I craned my neck like a tortoise and checked around. Then I clamped a fist over my mouth. Cripes, how could I possibly explain my guffaws with Bunny lying there? The disappointment was simultaneously mixed with relief when there was no one else in the parking lot. Where was security when you needed them?

I toed the elevator door open and bent over Bunny. I’d seen enough CSI episodes to know not to touch her. She was stiff as a board and I attributed the bluish tinge of her skin to the bikini crammed down her throat. I was no doctor, but I didn’t need an MD after my name to make this diagnosis. Bunny Frank was dead as the proverbial doorknob.

It was no surprise Bunny Frank had finally pushed someone beyond their limits. The only surprise was it had taken so long. The question wasn’t who wanted Bunny Frank dead. The question was who didn’t?

Buy link(s):

Amazon

barnesandnoble

Book Bub

goodreads

Googleplay

itunes

kobo

Target

About Susie:

Born in the Big Apple, Susie Black now calls sunny Southern California home. Like the protagonist in her Holly Swimsuit Mystery Series, Susie is a successful apparel sales executive. Susie began telling stories as soon as she learned to talk. Now she’s telling all the stories from her garment industry experiences in humorous mysteries.

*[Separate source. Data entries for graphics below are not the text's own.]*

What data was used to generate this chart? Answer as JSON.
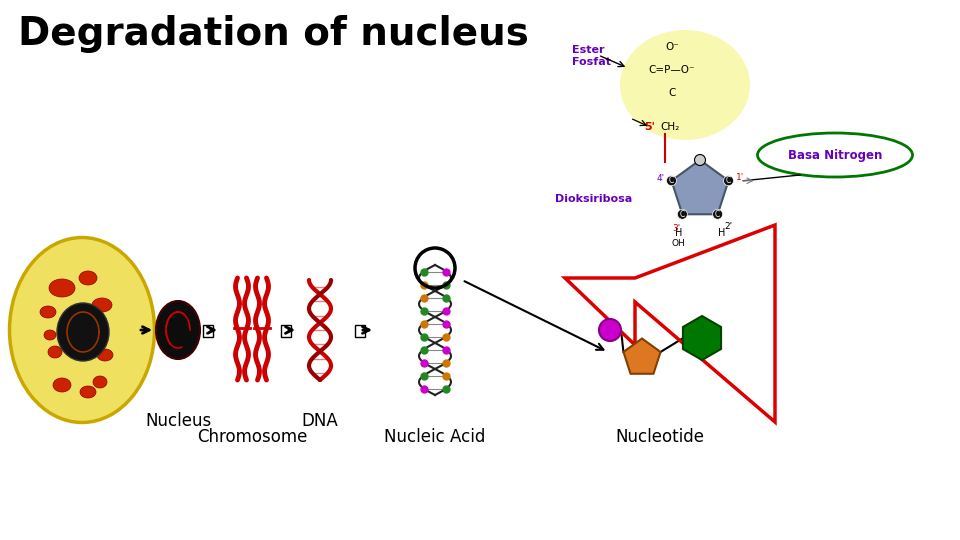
{
  "title": "Degradation of nucleus",
  "title_fontsize": 28,
  "title_color": "#000000",
  "title_fontweight": "bold",
  "bg_color": "#ffffff",
  "labels": {
    "nucleus": "Nucleus",
    "chromosome": "Chromosome",
    "dna": "DNA",
    "nucleic_acid": "Nucleic Acid",
    "nucleotide": "Nucleotide",
    "ester_fosfat": "Ester\nFosfat",
    "basa_nitrogen": "Basa Nitrogen",
    "dioksiribosa": "Dioksiribosa",
    "five_prime": "5'",
    "one_prime": "1'",
    "four_prime": "4'",
    "three_prime": "3'",
    "two_prime": "2'"
  },
  "colors": {
    "red": "#cc0000",
    "dark_red": "#8b0000",
    "yellow_cell": "#f0e060",
    "yellow_ellipse": "#f8f8b0",
    "black": "#000000",
    "blue_purple": "#6600bb",
    "dark_green": "#007700",
    "steel_blue": "#8899bb",
    "orange": "#dd7722",
    "magenta": "#cc00cc",
    "arrow_red": "#dd0000",
    "green": "#228822",
    "cell_border": "#c8a800"
  }
}
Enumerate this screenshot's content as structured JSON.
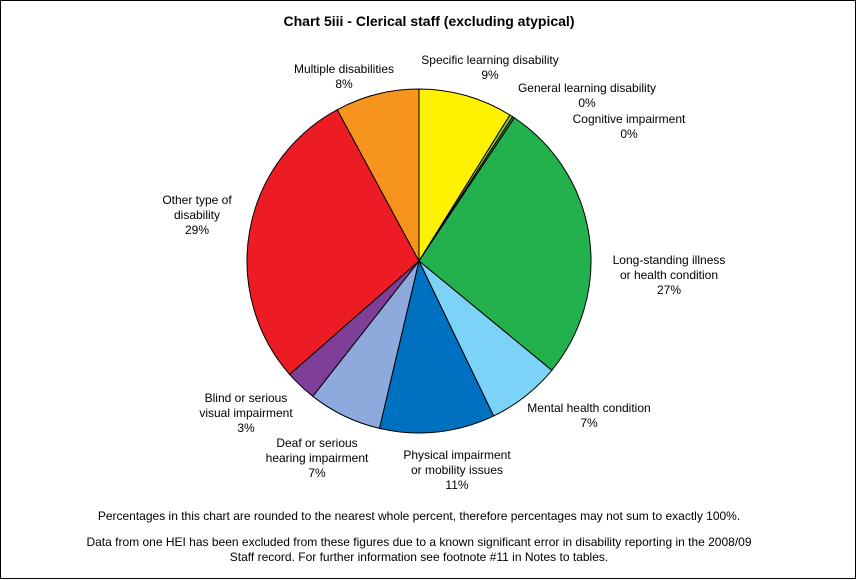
{
  "chart_data": {
    "type": "pie",
    "title": "Chart 5iii - Clerical staff (excluding atypical)",
    "slices": [
      {
        "label": "Specific learning disability",
        "value": 9,
        "display": "9%",
        "color": "#FFF200"
      },
      {
        "label": "General learning disability",
        "value": 0.3,
        "display": "0%",
        "color": "#8DC63F"
      },
      {
        "label": "Cognitive impairment",
        "value": 0.2,
        "display": "0%",
        "color": "#3A8F3A"
      },
      {
        "label": "Long-standing illness or health condition",
        "value": 27,
        "display": "27%",
        "color": "#22B14C"
      },
      {
        "label": "Mental health condition",
        "value": 7,
        "display": "7%",
        "color": "#7DD3F7"
      },
      {
        "label": "Physical impairment or mobility issues",
        "value": 11,
        "display": "11%",
        "color": "#0070C0"
      },
      {
        "label": "Deaf or serious hearing impairment",
        "value": 7,
        "display": "7%",
        "color": "#8EA9DB"
      },
      {
        "label": "Blind or serious visual impairment",
        "value": 3,
        "display": "3%",
        "color": "#7F3F98"
      },
      {
        "label": "Other type of disability",
        "value": 29,
        "display": "29%",
        "color": "#ED1C24"
      },
      {
        "label": "Multiple disabilities",
        "value": 8,
        "display": "8%",
        "color": "#F7941D"
      }
    ],
    "labels": [
      {
        "lines": [
          "Specific learning disability",
          "9%"
        ]
      },
      {
        "lines": [
          "General learning disability",
          "0%"
        ]
      },
      {
        "lines": [
          "Cognitive impairment",
          "0%"
        ]
      },
      {
        "lines": [
          "Long-standing illness",
          "or health condition",
          "27%"
        ]
      },
      {
        "lines": [
          "Mental health condition",
          "7%"
        ]
      },
      {
        "lines": [
          "Physical impairment",
          "or mobility issues",
          "11%"
        ]
      },
      {
        "lines": [
          "Deaf or serious",
          "hearing impairment",
          "7%"
        ]
      },
      {
        "lines": [
          "Blind or serious",
          "visual impairment",
          "3%"
        ]
      },
      {
        "lines": [
          "Other type of",
          "disability",
          "29%"
        ]
      },
      {
        "lines": [
          "Multiple disabilities",
          "8%"
        ]
      }
    ],
    "notes": [
      "Percentages in this chart are rounded to the nearest whole percent, therefore percentages may not sum to exactly 100%.",
      "Data from one HEI has been excluded from these figures due to a known significant error in disability reporting in the 2008/09",
      "Staff record. For further information see footnote #11 in Notes to tables."
    ]
  }
}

She reads, writes, and speaks Spanish, albeit with an accent that sounds like Mildred from Michigan went on a Mexican vacation and is trying to fit in with the locals. Since life without pizza and ice cream as her core food groups wouldn’t be worth living, she’s a dedicated walker to keep her girlish figure. A voracious reader, she’s also an avid stamp collector. Susie lives with a highly intelligent man and has one incredibly brainy but smart-aleck adult son who inexplicably blames his sarcasm on an inherited genetic defect.